Concernant le dernier type, Morales Perleza (2016) souligne que les enseignants considèrent les savoirs d’expérience comme la base de leur compétence et de leur identité professionnelle. Vanhulle (2009) retient également deux types de savoirs qu’elle nomme les savoirs de référence, qui s’apparentent aux savoirs formalisés, et les savoirs pratiques, qui eux, proviennent de l’expérience. Les premiers désignent donc les savoirs académiques et institutionnels, soient les normes, les références

scientifiques et les principes d’action attendus par la société et les employeurs. Quant aux seconds, ils « s’acquièrent au contact de situations et interactions au sein des milieux de pratique et de l’expérience propre » (Vanhulle, 2009, p.170) et correspondent aux savoirs expérientiels. À en croire les propos de Tardif et Lessard (1999), les savoirs d’expérience ne constitueraient pas qu’un type de savoirs, mais bien une base pour tout autre type de savoirs soulignant leur importance pour l’individu.
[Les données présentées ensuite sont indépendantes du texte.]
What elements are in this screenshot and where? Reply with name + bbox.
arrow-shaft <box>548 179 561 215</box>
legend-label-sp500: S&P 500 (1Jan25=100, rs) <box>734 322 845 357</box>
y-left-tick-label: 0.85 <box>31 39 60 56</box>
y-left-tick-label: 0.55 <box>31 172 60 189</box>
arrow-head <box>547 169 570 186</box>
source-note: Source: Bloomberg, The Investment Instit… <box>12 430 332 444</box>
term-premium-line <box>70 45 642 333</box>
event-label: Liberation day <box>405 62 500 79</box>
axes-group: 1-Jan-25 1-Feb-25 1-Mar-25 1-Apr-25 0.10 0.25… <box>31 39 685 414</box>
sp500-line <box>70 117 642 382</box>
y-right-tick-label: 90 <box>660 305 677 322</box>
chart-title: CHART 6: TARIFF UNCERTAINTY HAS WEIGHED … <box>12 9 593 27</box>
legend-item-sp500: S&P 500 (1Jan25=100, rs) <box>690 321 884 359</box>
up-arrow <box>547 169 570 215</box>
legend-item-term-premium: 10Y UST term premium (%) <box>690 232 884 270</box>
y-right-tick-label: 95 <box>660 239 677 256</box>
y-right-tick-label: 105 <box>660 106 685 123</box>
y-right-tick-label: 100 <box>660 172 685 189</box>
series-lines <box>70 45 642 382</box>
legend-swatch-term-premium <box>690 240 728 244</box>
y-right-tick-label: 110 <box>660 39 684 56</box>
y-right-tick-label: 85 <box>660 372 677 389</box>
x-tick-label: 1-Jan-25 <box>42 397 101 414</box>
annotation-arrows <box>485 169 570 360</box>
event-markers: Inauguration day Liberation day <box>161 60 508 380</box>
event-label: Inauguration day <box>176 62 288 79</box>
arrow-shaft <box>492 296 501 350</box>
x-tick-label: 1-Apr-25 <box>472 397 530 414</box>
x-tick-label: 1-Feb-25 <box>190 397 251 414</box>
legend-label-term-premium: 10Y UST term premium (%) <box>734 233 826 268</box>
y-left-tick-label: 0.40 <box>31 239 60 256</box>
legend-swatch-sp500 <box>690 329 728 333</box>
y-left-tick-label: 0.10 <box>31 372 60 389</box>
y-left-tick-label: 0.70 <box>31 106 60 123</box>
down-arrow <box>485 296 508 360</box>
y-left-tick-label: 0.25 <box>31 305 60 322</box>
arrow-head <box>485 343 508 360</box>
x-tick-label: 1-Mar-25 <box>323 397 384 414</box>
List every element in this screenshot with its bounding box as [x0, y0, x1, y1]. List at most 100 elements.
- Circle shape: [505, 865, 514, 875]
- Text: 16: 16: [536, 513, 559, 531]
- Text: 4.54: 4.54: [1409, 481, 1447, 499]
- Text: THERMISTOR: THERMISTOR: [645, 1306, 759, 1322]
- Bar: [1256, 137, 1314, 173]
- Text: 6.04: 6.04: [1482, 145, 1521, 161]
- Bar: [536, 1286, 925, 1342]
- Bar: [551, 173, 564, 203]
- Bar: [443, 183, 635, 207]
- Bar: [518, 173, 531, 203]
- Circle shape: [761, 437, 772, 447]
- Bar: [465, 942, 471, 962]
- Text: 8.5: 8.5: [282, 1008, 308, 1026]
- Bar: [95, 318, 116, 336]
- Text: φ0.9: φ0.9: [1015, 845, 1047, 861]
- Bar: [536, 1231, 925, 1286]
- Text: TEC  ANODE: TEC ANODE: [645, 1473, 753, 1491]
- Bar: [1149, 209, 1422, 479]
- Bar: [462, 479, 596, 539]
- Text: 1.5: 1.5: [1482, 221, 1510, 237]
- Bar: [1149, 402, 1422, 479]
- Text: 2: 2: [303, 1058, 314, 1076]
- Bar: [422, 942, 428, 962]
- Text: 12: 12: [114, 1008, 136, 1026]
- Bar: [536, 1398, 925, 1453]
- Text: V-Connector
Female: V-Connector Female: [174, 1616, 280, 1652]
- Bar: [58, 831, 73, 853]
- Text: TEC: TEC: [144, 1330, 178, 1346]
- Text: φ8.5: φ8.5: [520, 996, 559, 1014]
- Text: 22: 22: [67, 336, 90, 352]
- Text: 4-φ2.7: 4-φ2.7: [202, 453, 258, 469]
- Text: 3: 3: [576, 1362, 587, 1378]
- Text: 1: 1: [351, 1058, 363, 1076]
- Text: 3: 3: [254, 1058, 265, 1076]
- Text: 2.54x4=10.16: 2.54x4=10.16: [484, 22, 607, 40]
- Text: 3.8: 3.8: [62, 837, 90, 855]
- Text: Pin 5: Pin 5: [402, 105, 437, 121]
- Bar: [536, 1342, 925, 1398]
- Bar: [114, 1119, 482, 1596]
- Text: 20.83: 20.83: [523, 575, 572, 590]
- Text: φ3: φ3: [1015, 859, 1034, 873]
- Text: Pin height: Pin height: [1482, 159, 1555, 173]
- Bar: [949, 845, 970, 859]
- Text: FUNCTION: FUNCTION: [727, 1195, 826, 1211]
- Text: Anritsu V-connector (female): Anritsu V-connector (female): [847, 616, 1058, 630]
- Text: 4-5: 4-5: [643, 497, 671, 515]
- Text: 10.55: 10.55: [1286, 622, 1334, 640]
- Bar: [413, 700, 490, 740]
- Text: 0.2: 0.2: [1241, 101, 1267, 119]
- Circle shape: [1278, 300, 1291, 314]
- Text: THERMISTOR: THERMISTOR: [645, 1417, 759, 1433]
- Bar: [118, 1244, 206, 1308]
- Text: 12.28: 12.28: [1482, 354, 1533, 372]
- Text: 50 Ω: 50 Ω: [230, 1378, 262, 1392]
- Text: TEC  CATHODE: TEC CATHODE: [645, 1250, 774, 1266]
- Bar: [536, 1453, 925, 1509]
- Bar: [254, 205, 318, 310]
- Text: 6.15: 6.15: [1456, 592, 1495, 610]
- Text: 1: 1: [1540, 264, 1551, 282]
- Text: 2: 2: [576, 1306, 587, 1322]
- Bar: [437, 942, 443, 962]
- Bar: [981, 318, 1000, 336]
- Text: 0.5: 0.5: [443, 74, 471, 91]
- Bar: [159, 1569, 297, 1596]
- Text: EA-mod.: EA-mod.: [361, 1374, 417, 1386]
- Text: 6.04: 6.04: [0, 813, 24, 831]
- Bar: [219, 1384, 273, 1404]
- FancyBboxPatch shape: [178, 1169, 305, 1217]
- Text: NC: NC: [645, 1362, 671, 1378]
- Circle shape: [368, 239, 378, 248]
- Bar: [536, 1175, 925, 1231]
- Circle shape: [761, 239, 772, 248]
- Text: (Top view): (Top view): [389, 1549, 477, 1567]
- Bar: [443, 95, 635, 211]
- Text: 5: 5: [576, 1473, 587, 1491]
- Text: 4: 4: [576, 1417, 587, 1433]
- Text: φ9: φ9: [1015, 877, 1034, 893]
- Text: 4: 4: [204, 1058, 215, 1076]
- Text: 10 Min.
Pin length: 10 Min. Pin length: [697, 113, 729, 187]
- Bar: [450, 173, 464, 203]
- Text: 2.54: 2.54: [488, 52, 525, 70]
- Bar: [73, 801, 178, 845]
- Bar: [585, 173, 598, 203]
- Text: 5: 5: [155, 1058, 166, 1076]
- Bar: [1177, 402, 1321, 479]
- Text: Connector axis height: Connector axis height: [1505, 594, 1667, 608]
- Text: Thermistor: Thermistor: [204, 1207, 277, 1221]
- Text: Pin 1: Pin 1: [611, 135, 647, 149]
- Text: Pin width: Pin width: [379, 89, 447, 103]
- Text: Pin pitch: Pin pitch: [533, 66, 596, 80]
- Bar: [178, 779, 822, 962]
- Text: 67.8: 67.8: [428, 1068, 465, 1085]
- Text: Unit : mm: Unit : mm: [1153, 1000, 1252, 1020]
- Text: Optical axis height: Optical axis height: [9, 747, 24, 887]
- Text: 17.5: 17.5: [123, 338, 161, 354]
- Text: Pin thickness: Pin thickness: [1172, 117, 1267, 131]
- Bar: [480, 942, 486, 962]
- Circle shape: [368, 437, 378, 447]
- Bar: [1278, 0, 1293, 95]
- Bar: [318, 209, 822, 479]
Par ailleurs, tel qu’énoncé dans cette section, il s’agit là des savoirs professionnels des enseignants, plus particulièrement des enseignants de la formation générale. Ils comprennent les savoirs transmis par la formation universitaire, incluant les stages, et ceux construits à même l’exercice de la profession en milieu scolaire. Toutefois, ils ne correspondent qu’en partie aux savoirs des EA et, possiblement de manière encore plus limitée, à ceux des EA de l’enseignement professionnel.

Pour faire le lien avec les trois grandes périodes relevées en problématique, la carrière initiale recouvre l’ensemble des savoirs, savoir-faire et savoir-être du métier. Ces savoirs, très diversifiés en raison des divers secteurs d’activités et formations associées, sont nommés savoirs de métier dans cette recherche. Par rapport à la période liée à la profession enseignante, les typologies détaillent largement les différents types de savoirs professionnels construits. Toutefois, concernant la période de l’accompagnement, aucune recherche consultée n’a tenté de formaliser les savoirs professionnels de l’EA, et encore moins par rapport à leur rôle en enseignement professionnel. Ainsi, pour pouvoir repérer ces savoirs, il apparait essentiel de circonscrire ce rôle, notamment en faisant appel aux dimensions de l’accompagnement qu’il sous-entend (Balleux et al., 2016; Balleux et Gagnon, 2011, 2016; Gagnon, 2013).